By Thomas’ accounting, for the past decade his yearly income has ranged from $15,000 to $20,000—less than a quarter of the low-income threshold in Sonoma County, which rose to $82,200 in 2020. In San Francisco, that line was $114,500 in 2020, according to a 2023 study by Bay Area Equity Atlas. He’s approaching his mid-50s and has no health insurance. 

“Needless to say, over the last 10 or 11 years I have learned how to live a very lean lifestyle with virtually no margin for error, financially speaking,” he said. “At any other job, all of this would be hard to justify, but Bottom of the Hill is way too special to me to ever give it up.”

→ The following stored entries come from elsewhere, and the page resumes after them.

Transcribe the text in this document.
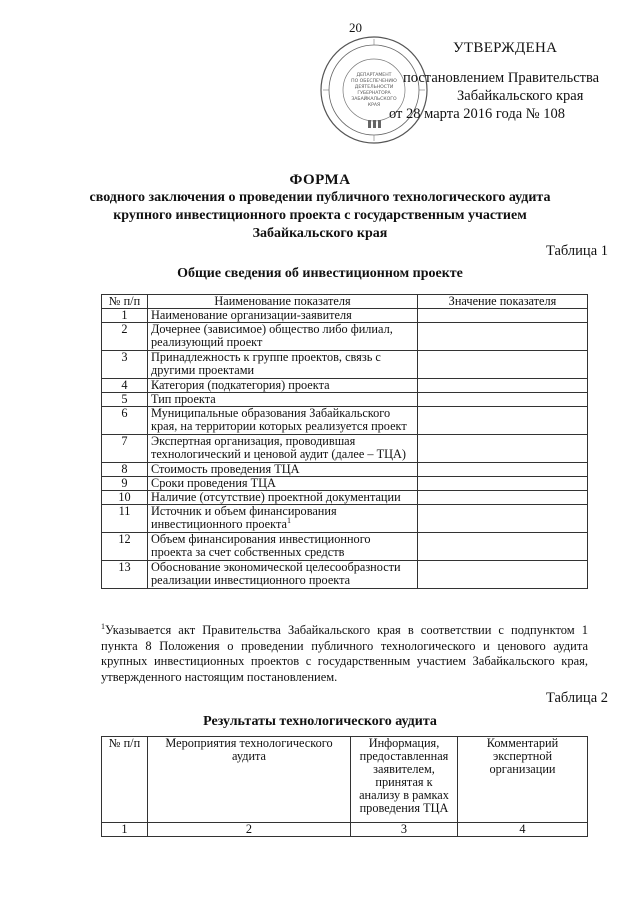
20
ДЕПАРТАМЕНТ
ПО ОБЕСПЕЧЕНИЮ
ДЕЯТЕЛЬНОСТИ
ГУБЕРНАТОРА
ЗАБАЙКАЛЬСКОГО
КРАЯ
УТВЕРЖДЕНА
постановлением Правительства
Забайкальского края
от 28 марта 2016 года № 108
ФОРМА
сводного заключения о проведении публичного технологического аудита
крупного инвестиционного проекта с государственным участием
Забайкальского края
Таблица 1
Общие сведения об инвестиционном проекте
№ п/п	Наименование показателя	Значение показателя
1	Наименование организации-заявителя	
2	Дочернее (зависимое) общество либо филиал, реализующий проект	
3	Принадлежность к группе проектов, связь с другими проектами	
4	Категория (подкатегория) проекта	
5	Тип проекта	
6	Муниципальные образования Забайкальского края, на территории которых реализуется проект	
7	Экспертная организация, проводившая технологический и ценовой аудит (далее – ТЦА)	
8	Стоимость проведения ТЦА	
9	Сроки проведения ТЦА	
10	Наличие (отсутствие) проектной документации	
11	Источник и объем финансирования инвестиционного проекта$^1$	
12	Объем финансирования инвестиционного проекта за счет собственных средств	
13	Обоснование экономической целесообразности реализации инвестиционного проекта	
$^1$Указывается акт Правительства Забайкальского края в соответствии с подпунктом 1 пункта 8 Положения о проведении публичного технологического и ценового аудита крупных инвестиционных проектов с государственным участием Забайкальского края, утвержденного настоящим постановлением.
Таблица 2
Результаты технологического аудита
№ п/п	Мероприятия технологического аудита	Информация, предоставленная заявителем, принятая к анализу в рамках проведения ТЦА	Комментарий экспертной организации
1	2	3	4
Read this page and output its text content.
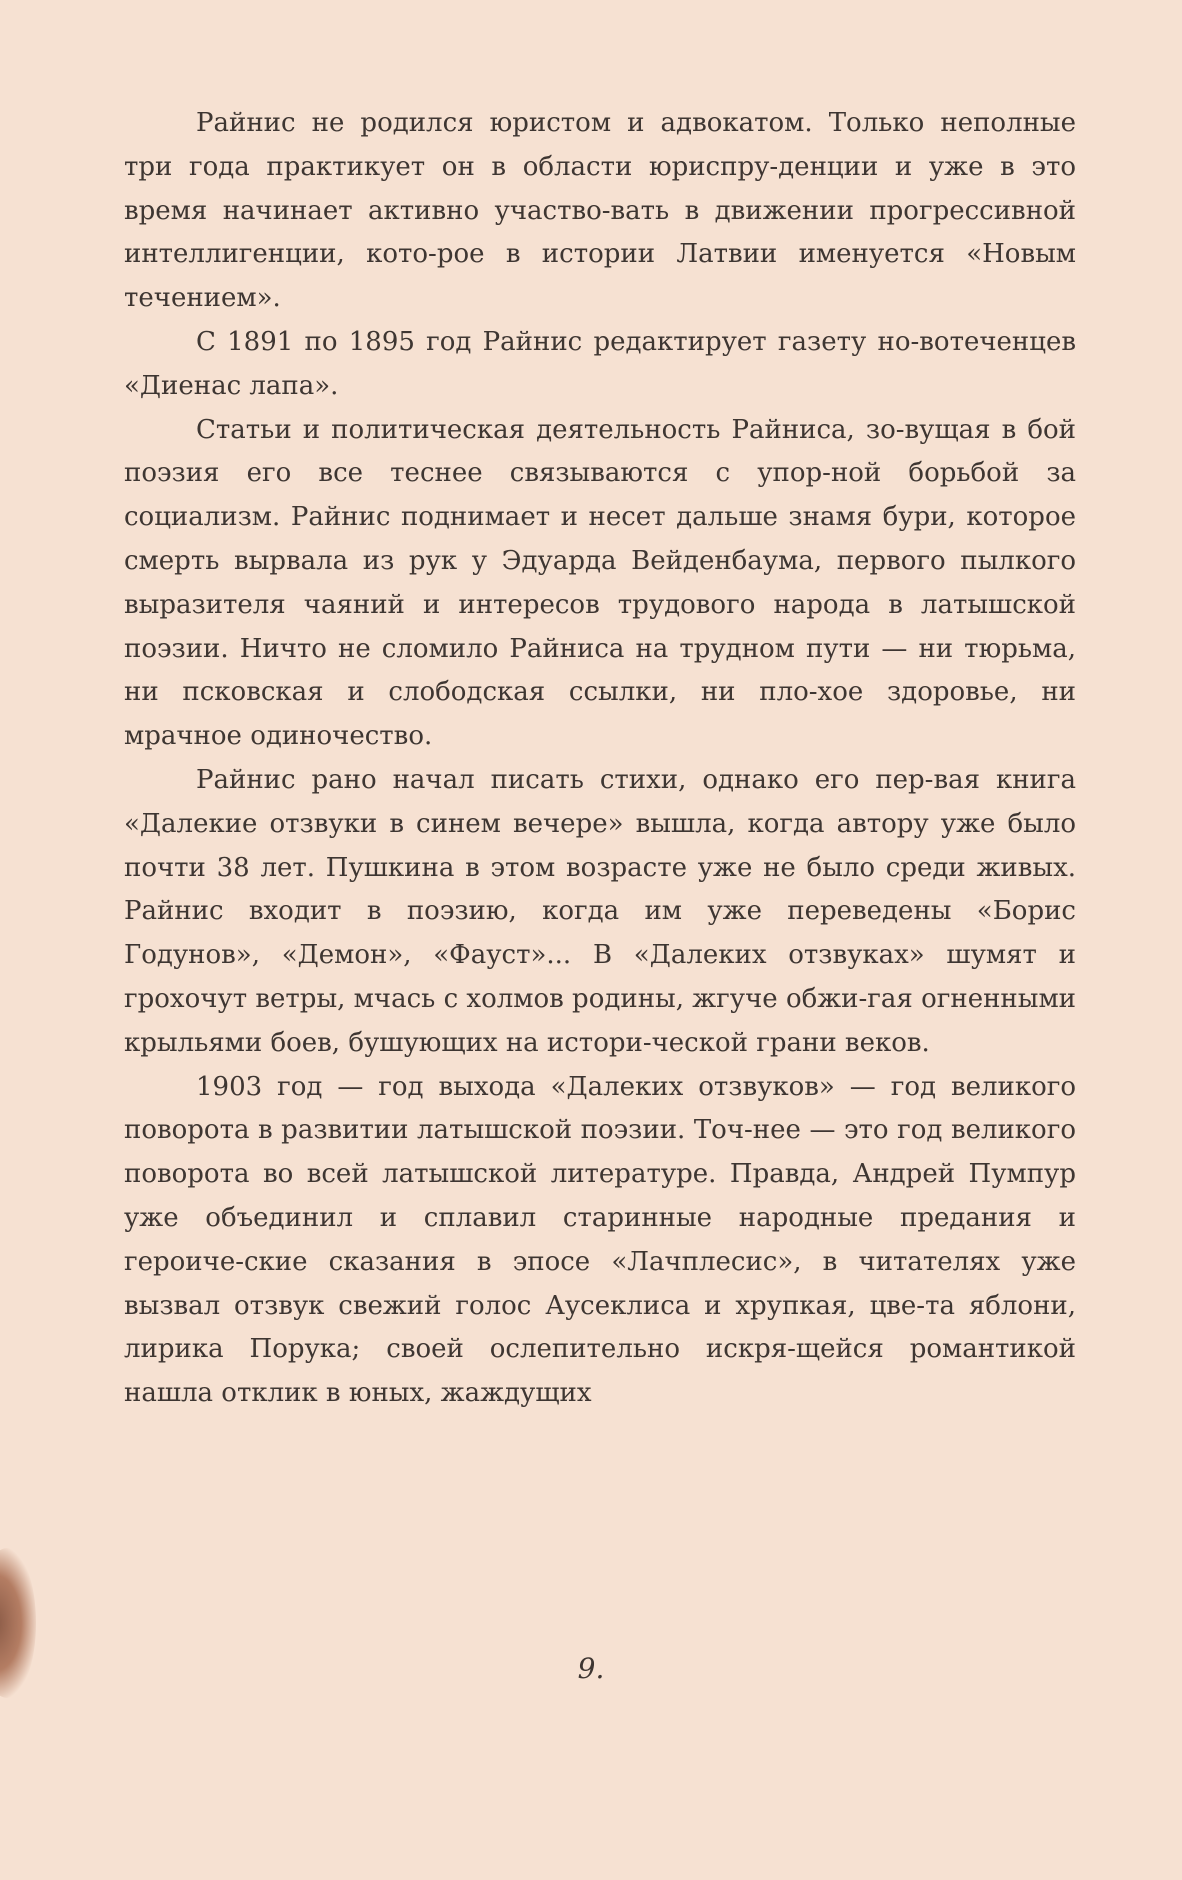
Райнис не родился юристом и адвокатом. Только неполные три года практикует он в области юриспру-денции и уже в это время начинает активно участво-вать в движении прогрессивной интеллигенции, кото-рое в истории Латвии именуется «Новым течением».

С 1891 по 1895 год Райнис редактирует газету но-вотеченцев «Диенас лапа».

Статьи и политическая деятельность Райниса, зо-вущая в бой поэзия его все теснее связываются с упор-ной борьбой за социализм. Райнис поднимает и несет дальше знамя бури, которое смерть вырвала из рук у Эдуарда Вейденбаума, первого пылкого выразителя чаяний и интересов трудового народа в латышской поэзии. Ничто не сломило Райниса на трудном пути — ни тюрьма, ни псковская и слободская ссылки, ни пло-хое здоровье, ни мрачное одиночество.

Райнис рано начал писать стихи, однако его пер-вая книга «Далекие отзвуки в синем вечере» вышла, когда автору уже было почти 38 лет. Пушкина в этом возрасте уже не было среди живых. Райнис входит в поэзию, когда им уже переведены «Борис Годунов», «Демон», «Фауст»... В «Далеких отзвуках» шумят и грохочут ветры, мчась с холмов родины, жгуче обжи-гая огненными крыльями боев, бушующих на истори-ческой грани веков.

1903 год — год выхода «Далеких отзвуков» — год великого поворота в развитии латышской поэзии. Точ-нее — это год великого поворота во всей латышской литературе. Правда, Андрей Пумпур уже объединил и сплавил старинные народные предания и героиче-ские сказания в эпосе «Лачплесис», в читателях уже вызвал отзвук свежий голос Аусеклиса и хрупкая, цве-та яблони, лирика Порука; своей ослепительно искря-щейся романтикой нашла отклик в юных, жаждущих

9.
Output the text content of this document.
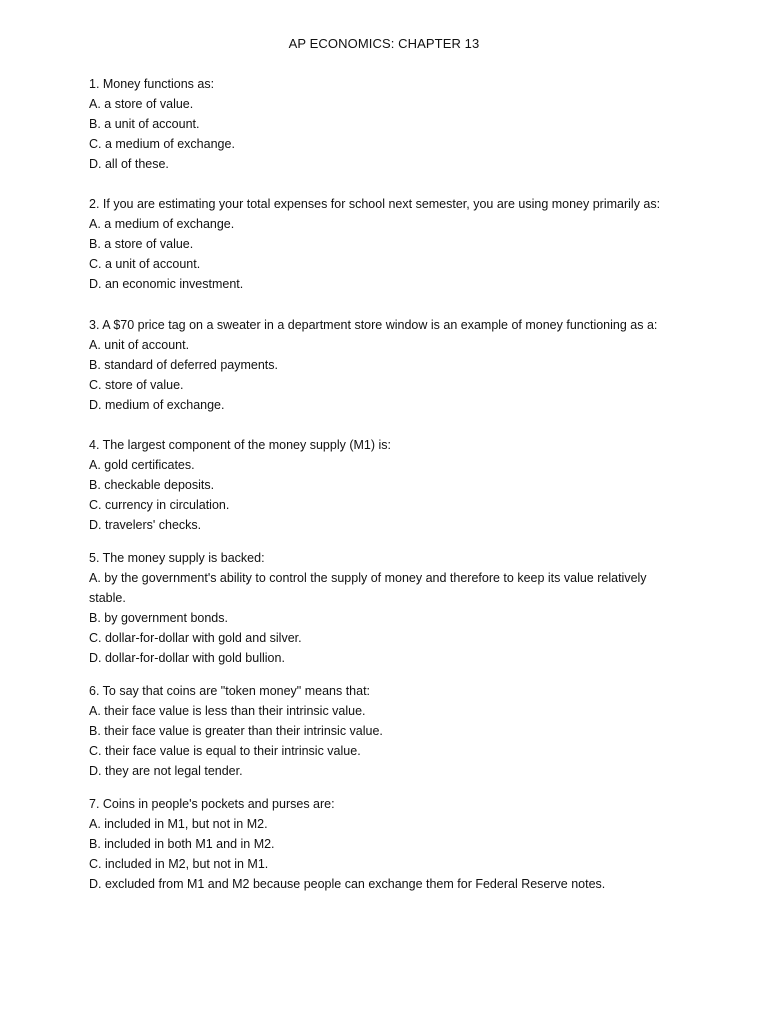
AP ECONOMICS: CHAPTER 13
1. Money functions as:
A. a store of value.
B. a unit of account.
C. a medium of exchange.
D. all of these.
2. If you are estimating your total expenses for school next semester, you are using money primarily as:
A. a medium of exchange.
B. a store of value.
C. a unit of account.
D. an economic investment.
3. A $70 price tag on a sweater in a department store window is an example of money functioning as a:
A. unit of account.
B. standard of deferred payments.
C. store of value.
D. medium of exchange.
4. The largest component of the money supply (M1) is:
A. gold certificates.
B. checkable deposits.
C. currency in circulation.
D. travelers' checks.
5. The money supply is backed:
A. by the government's ability to control the supply of money and therefore to keep its value relatively stable.
B. by government bonds.
C. dollar-for-dollar with gold and silver.
D. dollar-for-dollar with gold bullion.
6. To say that coins are "token money" means that:
A. their face value is less than their intrinsic value.
B. their face value is greater than their intrinsic value.
C. their face value is equal to their intrinsic value.
D. they are not legal tender.
7. Coins in people's pockets and purses are:
A. included in M1, but not in M2.
B. included in both M1 and in M2.
C. included in M2, but not in M1.
D. excluded from M1 and M2 because people can exchange them for Federal Reserve notes.
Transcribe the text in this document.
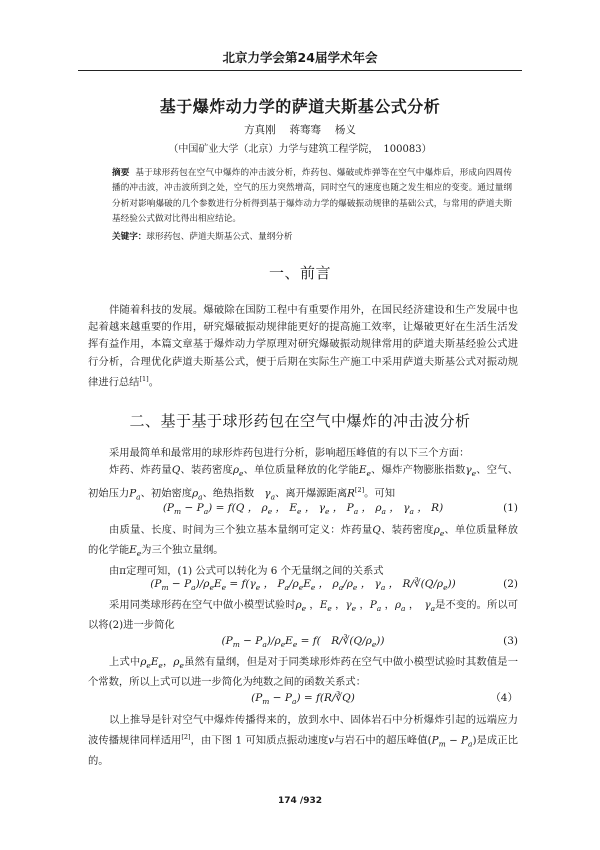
北京力学会第24届学术年会
基于爆炸动力学的萨道夫斯基公式分析
方真刚　 蒋骞骞　 杨义
（中国矿业大学（北京）力学与建筑工程学院，　100083）
摘要 基于球形药包在空气中爆炸的冲击波分析，炸药包、爆破或炸弹等在空气中爆炸后，形成向四周传播的冲击波，冲击波所到之处，空气的压力突然增高，同时空气的速度也随之发生相应的变变。通过量纲分析对影响爆破的几个参数进行分析得到基于爆炸动力学的爆破振动规律的基础公式，与常用的萨道夫斯基经验公式做对比得出相应结论。
关键字：球形药包、萨道夫斯基公式、量纲分析
一、前言

伴随着科技的发展。爆破除在国防工程中有重要作用外，在国民经济建设和生产发展中也起着越来越重要的作用，研究爆破振动规律能更好的提高施工效率，让爆破更好在生活生活发挥有益作用，本篇文章基于爆炸动力学原理对研究爆破振动规律常用的萨道夫斯基经验公式进行分析，合理优化萨道夫斯基公式，便于后期在实际生产施工中采用萨道夫斯基公式对振动规律进行总结[1]。

二、基于基于球形药包在空气中爆炸的冲击波分析

采用最简单和最常用的球形炸药包进行分析，影响超压峰值的有以下三个方面：

炸药、炸药量Q、装药密度$\rho_e$、单位质量释放的化学能$E_e$、爆炸产物膨胀指数$\gamma_e$、空气、初始压力$P_a$、初始密度$\rho_a$、绝热指数　$\gamma_a$、离开爆源距离R[2]。可知

$(P_m - P_a) = f(Q$ ， $\rho_e$ ， $E_e$ ， $\gamma_e$ ， $P_a$ ， $\rho_a$ ， $\gamma_a$ ， R)	(1)

由质量、长度、时间为三个独立基本量纲可定义：炸药量Q、装药密度$\rho_e$、单位质量释放的化学能$E_e$为三个独立量纲。

由π定理可知，(1) 公式可以转化为 6 个无量纲之间的关系式

$(P_m - P_a)/\rho_eE_e = f(\gamma_e$ ， $P_a/\rho_eE_e$ ， $\rho_a/\rho_e$ ， $\gamma_a$ ， $R/∛(Q/\rho_e)$)	(2)

采用同类球形药在空气中做小模型试验时$\rho_e$ ，$E_e$ ，$\gamma_e$ ，$P_a$ ，$\rho_a$ ，　$\gamma_a$是不变的。所以可以将(2)进一步简化

$(P_m - P_a)/\rho_eE_e = f$(　$R/∛(Q/\rho_e)$)	(3)

上式中$\rho_eE_e$，$\rho_e$虽然有量纲，但是对于同类球形炸药在空气中做小模型试验时其数值是一个常数，所以上式可以进一步简化为纯数之间的函数关系式：

$(P_m - P_a)$ = f(R/∛Q)	（4）

以上推导是针对空气中爆炸传播得来的，放到水中、固体岩石中分析爆炸引起的远端应力波传播规律同样适用[2]，由下图 1 可知质点振动速度v与岩石中的超压峰值$(P_m - P_a)$是成正比的。

174 /932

Paul Thomas makes repairs to the mixing board at Bottom of the Hill, the music venue where he works, on Thursday. | Justin Katigbak for The Standard

A former Edwardian saloon and soda fountain, Bottom of the Hill has been a mainstay of San Francisco’s indie music scene since it was founded by beloved community advocate Tim Benetti and his friends in 1991. In the wake of dozens of Covid closures, Bottom of the Hill is still operated independently by a group of lifelong pals—Lynn Schwarz, Ramona Downey and Kathleen Owen. Thomas said that playing the small, eclectically decorated club has become a rite of passage for many touring musicians.

When asked to name the most memorable concert he’s engineered over the past two decades, Thomas hesitated—imagine picking your favorite child if you had 4,000 of them—but he remembers a string of shows by Portland-based indie electronic group Portugal. The Man in 2007 and 2008. Long before the band hit it big with the 2017 single “Feel It Still,” Thomas had the opportunity to fill in as the band’s live engineer during their 2012 European tour supporting The Black Keys.

“And it was all because they remembered me from the times we worked together at Bottom of the Hill,” he said.

Paul Thomas poses on Thursday outside of his cargo van that he has been living out of for the past four months. | Justin Katigbak for The Standard

Still, Thomas said it’s not the big name sold-out shows that ultimately stand out most.

“It might be an absolutely incredible band that played the most amazing and mind-blowing set on a Tuesday night with 35 people in the venue,” he added.

He said he understands many people who make comparable commutes work salaried jobs that pay in the six figures, but he believes those individuals have their own set of trade-offs. At the end of the day, he said his devotion to live music makes it all worth it. 

“I feel lucky to have found this thing that I love,” he said. “Of all the things I’ve done in my life, the past 17 years have opened more doors and connected me to more great people than any other period in my adult life.”